Kleine Machos in der Krise

Jungen sind anders als Mädchen und haben in der Schule deshalb oft mehr Probleme. Was kann man dagegen tun? Über dieses Thema referierte Prof. Allan Guggenbühl bei einer Fachtagung in Wengerohr vor 130 Lehrern.

Wittlich-Wengerohr. "Eine Schule ohne Jungen wäre ein Paradies." Diese Aussage einer Lehrerin stellte Prof. Allan Guggenbühl an den Anfang seines Vortrags mit dem Titel "Kleine Machos in der Krise". 130 Lehrer aus ganz Rheinland-Pfalz lauschten seinen Ausführungen im Rahmen der Fachtagung "Jungen in der Schule", organisiert von den Schulpsychologischen Beratungszentren Gerolstein - Trier - Wittlich.
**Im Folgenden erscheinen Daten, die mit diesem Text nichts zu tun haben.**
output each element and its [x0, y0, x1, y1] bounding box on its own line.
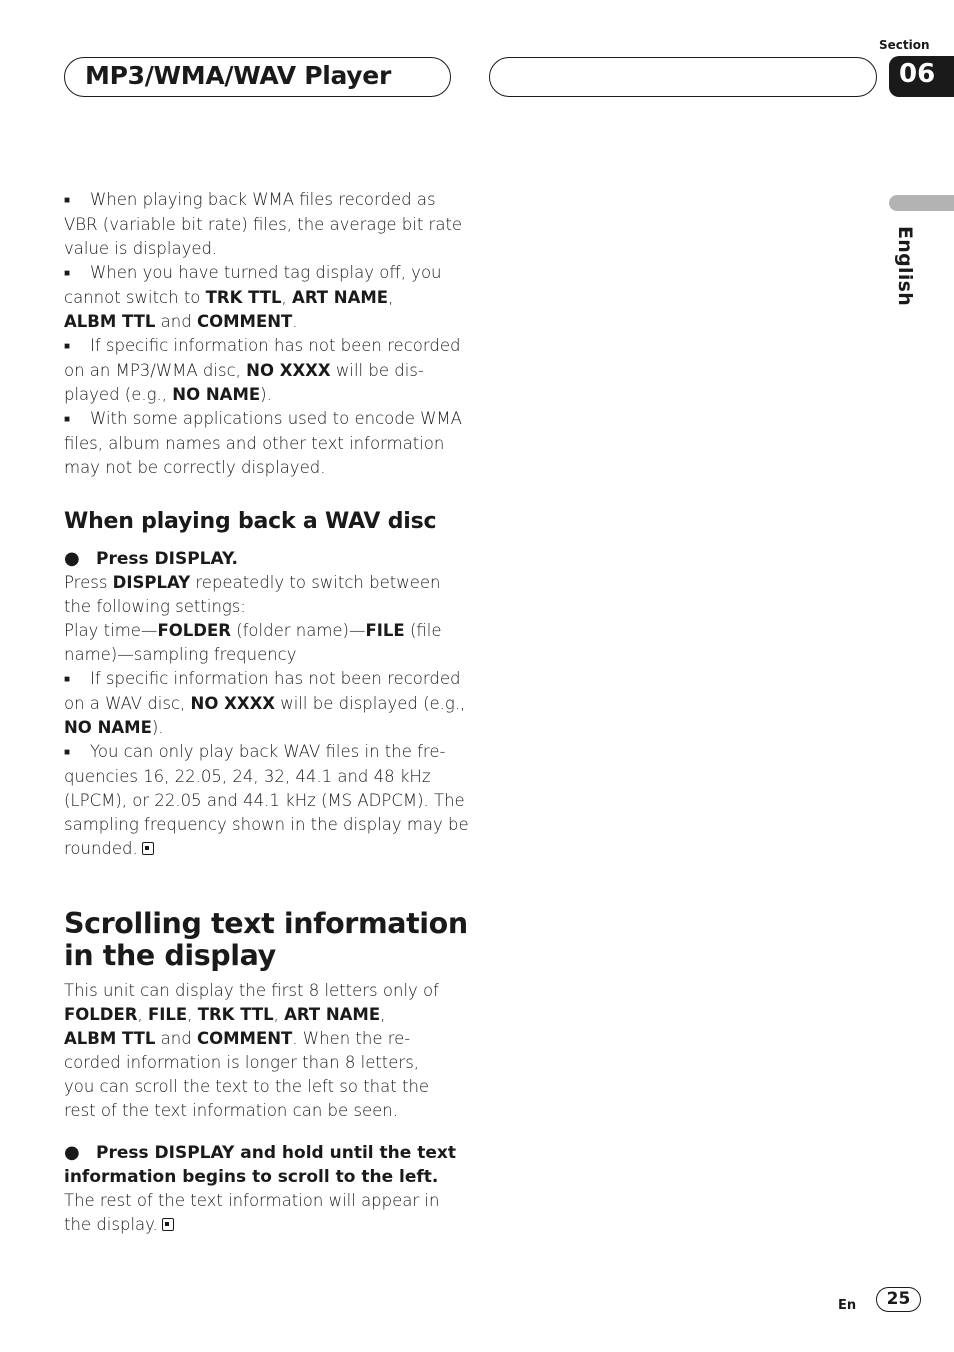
- text-run: the following settings:: [64, 597, 246, 616]
- note-square-icon: ■: [64, 268, 71, 279]
- text-line: [64, 310, 454, 334]
- scroll-result-text: [64, 1189, 454, 1237]
- text-line: [64, 334, 461, 359]
- emphasis-term: FILE: [148, 1005, 188, 1024]
- scroll-heading-line: Scrolling text information: [64, 907, 468, 940]
- text-run: ,: [281, 288, 293, 307]
- emphasis-term: NO NAME: [64, 718, 152, 737]
- wav-step: [64, 547, 454, 571]
- bullet-dot-icon: ●: [64, 1142, 80, 1163]
- scroll-step-text: [64, 1141, 454, 1189]
- text-run: ).: [260, 385, 272, 404]
- text-run: name)—sampling frequency: [64, 645, 297, 664]
- text-run: rest of the text information can be seen.: [64, 1101, 398, 1120]
- text-line: [64, 837, 454, 861]
- text-line: [64, 716, 454, 740]
- text-line: [64, 432, 454, 456]
- text-run: on a WAV disc,: [64, 694, 191, 713]
- section-label: Section: [879, 38, 930, 52]
- scroll-result: [64, 1189, 454, 1237]
- text-line: [64, 188, 454, 213]
- step-text: information begins to scroll to the left.: [64, 1167, 439, 1187]
- text-run: the display.: [64, 1215, 158, 1234]
- wav-section: [64, 509, 454, 534]
- text-run: (folder name)—: [230, 621, 366, 640]
- text-run: cannot switch to: [64, 288, 206, 307]
- page-title: MP3/WMA/WAV Player: [85, 61, 391, 90]
- emphasis-term: TRK TTL: [205, 288, 282, 307]
- text-line: [64, 813, 469, 837]
- text-line: [64, 237, 454, 261]
- text-line: [64, 979, 454, 1003]
- wav-body: [64, 571, 469, 861]
- text-line: [64, 1051, 454, 1075]
- emphasis-term: NO NAME: [172, 385, 261, 404]
- wav-notes-list: [64, 667, 469, 861]
- wav-body-text: [64, 571, 454, 667]
- text-line: [64, 692, 466, 716]
- text-line: [64, 407, 462, 432]
- text-line: [64, 1213, 454, 1237]
- note-square-icon: ■: [64, 341, 71, 352]
- text-line: [64, 571, 454, 595]
- emphasis-term: COMMENT: [196, 1029, 293, 1048]
- text-line: [64, 359, 454, 383]
- emphasis-term: FOLDER: [157, 621, 231, 640]
- scroll-body-text: [64, 979, 454, 1123]
- text-run: When playing back WMA files recorded as: [90, 190, 436, 209]
- text-run: ,: [187, 1005, 198, 1024]
- text-run: This unit can display the first 8 letters only of: [64, 981, 439, 1000]
- text-run: . When the re-: [292, 1029, 411, 1048]
- text-run: quencies 16, 22.05, 24, 32, 44.1 and 48 kHz: [64, 767, 431, 786]
- text-run: played (e.g.,: [64, 385, 173, 404]
- scroll-heading-line: in the display: [64, 939, 276, 972]
- text-line: [64, 765, 454, 789]
- section-number: 06: [899, 59, 936, 89]
- text-run: sampling frequency shown in the display may be: [64, 815, 469, 834]
- emphasis-term: TRK TTL: [197, 1005, 274, 1024]
- header-blank-frame: [489, 57, 877, 97]
- text-run: ,: [388, 288, 394, 307]
- text-run: ,: [273, 1005, 285, 1024]
- footer-language-code: En: [838, 1298, 857, 1313]
- step-text: Press DISPLAY and hold until the text: [96, 1143, 456, 1163]
- text-line: [64, 1189, 454, 1213]
- scroll-body: [64, 979, 454, 1123]
- text-line: [64, 383, 454, 407]
- page-number: 25: [886, 1289, 911, 1309]
- bullet-dot-icon: ●: [64, 548, 80, 569]
- text-run: ,: [380, 1005, 386, 1024]
- emphasis-term: ALBM TTL: [64, 312, 156, 331]
- scroll-step: [64, 1141, 454, 1189]
- scroll-section: [64, 907, 468, 972]
- header-title-frame: [64, 57, 451, 97]
- text-run: will be dis-: [330, 361, 424, 380]
- end-of-section-icon: [142, 842, 154, 855]
- text-line: [64, 740, 454, 765]
- text-run: rounded.: [64, 839, 138, 858]
- text-run: files, album names and other text information: [64, 434, 445, 453]
- text-run: If specific information has not been recorded: [90, 669, 461, 688]
- text-run: will be displayed (e.g.,: [275, 694, 466, 713]
- emphasis-term: COMMENT: [196, 312, 293, 331]
- text-run: and: [155, 1029, 197, 1048]
- step-line: [64, 1165, 454, 1189]
- text-run: You can only play back WAV files in the fre-: [90, 742, 446, 761]
- emphasis-term: ART NAME: [284, 1005, 381, 1024]
- page-number-badge: [876, 1287, 921, 1312]
- emphasis-term: FOLDER: [64, 1005, 138, 1024]
- text-line: [64, 1027, 454, 1051]
- text-line: [64, 789, 465, 813]
- language-tab-marker: [889, 195, 954, 211]
- text-run: ,: [137, 1005, 148, 1024]
- notes-top-list: [64, 188, 463, 480]
- text-run: (LPCM), or 22.05 and 44.1 kHz (MS ADPCM). The: [64, 791, 465, 810]
- step-line: [64, 1141, 454, 1165]
- text-run: Press: [64, 573, 113, 592]
- text-run: With some applications used to encode WMA: [90, 409, 462, 428]
- text-run: ).: [151, 718, 164, 737]
- note-square-icon: ■: [64, 747, 71, 758]
- text-line: [64, 667, 461, 692]
- section-badge: [889, 56, 954, 97]
- text-line: [64, 595, 454, 619]
- text-line: [64, 286, 454, 310]
- text-run: Play time—: [64, 621, 158, 640]
- emphasis-term: ALBM TTL: [64, 1029, 156, 1048]
- end-of-section-icon: [162, 1218, 174, 1231]
- scroll-heading: [64, 907, 468, 972]
- text-line: [64, 1075, 454, 1099]
- text-run: VBR (variable bit rate) files, the average bit rate: [64, 215, 463, 234]
- text-run: (file: [404, 621, 442, 640]
- text-line: [64, 643, 454, 667]
- text-run: and: [155, 312, 197, 331]
- text-line: [64, 213, 463, 237]
- text-line: [64, 261, 454, 286]
- text-run: .: [292, 312, 298, 331]
- emphasis-term: NO XXXX: [246, 361, 331, 380]
- text-run: on an MP3/WMA disc,: [64, 361, 247, 380]
- note-square-icon: ■: [64, 674, 71, 685]
- text-line: [64, 619, 454, 643]
- text-run: corded information is longer than 8 letters,: [64, 1053, 420, 1072]
- note-square-icon: ■: [64, 195, 71, 206]
- text-run: repeatedly to switch between: [190, 573, 441, 592]
- wav-step-text: Press DISPLAY.: [96, 549, 238, 569]
- text-run: value is displayed.: [64, 239, 218, 258]
- text-run: When you have turned tag display off, you: [90, 263, 442, 282]
- notes-top: [64, 188, 463, 480]
- emphasis-term: FILE: [365, 621, 405, 640]
- text-line: [64, 1099, 454, 1123]
- language-label: English: [894, 226, 916, 307]
- emphasis-term: NO XXXX: [190, 694, 276, 713]
- text-run: The rest of the text information will appear in: [64, 1191, 440, 1210]
- text-run: may not be correctly displayed.: [64, 458, 326, 477]
- text-line: [64, 456, 454, 480]
- text-run: If specific information has not been recorded: [90, 336, 461, 355]
- text-run: you can scroll the text to the left so that the: [64, 1077, 430, 1096]
- wav-heading: When playing back a WAV disc: [64, 509, 437, 534]
- note-square-icon: ■: [64, 414, 71, 425]
- emphasis-term: ART NAME: [292, 288, 389, 307]
- emphasis-term: DISPLAY: [112, 573, 191, 592]
- text-line: [64, 1003, 454, 1027]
Humorvoll plädierte Guggenbühl für eine Schule, in der beide Geschlechter gefördert werden. Der Ist-Zustand ist seiner Meinung nach ein anderer. Eindrucksvoll skizzierte der Psychologe ein Schulsystem, in dem Jungen häufig als problematisch erlebt werden und infolgedessen auch mehr Probleme haben.

Jungen sind oft laut, stören den Unterricht und sind häufiger gewalttätig. Sie bleiben öfter sitzen und fliegen doppelt so oft vom Gymnasium wie ihre Mitschülerinnen. Bei 50 bis 60 Prozent der Schüler, meist Jungen, wird laut Guggenbühl ein Defizit diagnostiziert. Bedenklich nannte er das.

Guggenbühl führt diese Probleme auf ein Schulsystem zurück, in dem eher weibliche Verhaltensweisen gefragt sind. Doch nicht das überwiegend weibliche Lehrpersonal machte er dafür verantwortlich, sondern die Art der Pädagogik. So existiere beispielsweise das Dogma der geschlechtsneutralen Erziehung. Für Guggenbühl ist das kein Weg. Im Gegenteil. "Gleichberechtigung ist ganz wichtig, doch sie hat nichts mit Gleichheit zu tun", sagte er. Er plädierte dafür, die Unterschiede der Geschlechter wahrzunehmen.

Und wie sind Jungen? Guggenbühl betonte, dass nicht alle gleich seien, es jedoch klare Tendenzen gebe. Demnach wollen Jungen in Gruppen die Hier archien kennenlernen und stellen sich erstmal selbst dar. Mädchen suchen hingegen nach Einzelkontakten. Jungen unterbrechen und provozieren gerne. Aggressionen in gewissem Maße und Risiko sind für sie wichtig, "Harmonieterror" hingegen unerträglich.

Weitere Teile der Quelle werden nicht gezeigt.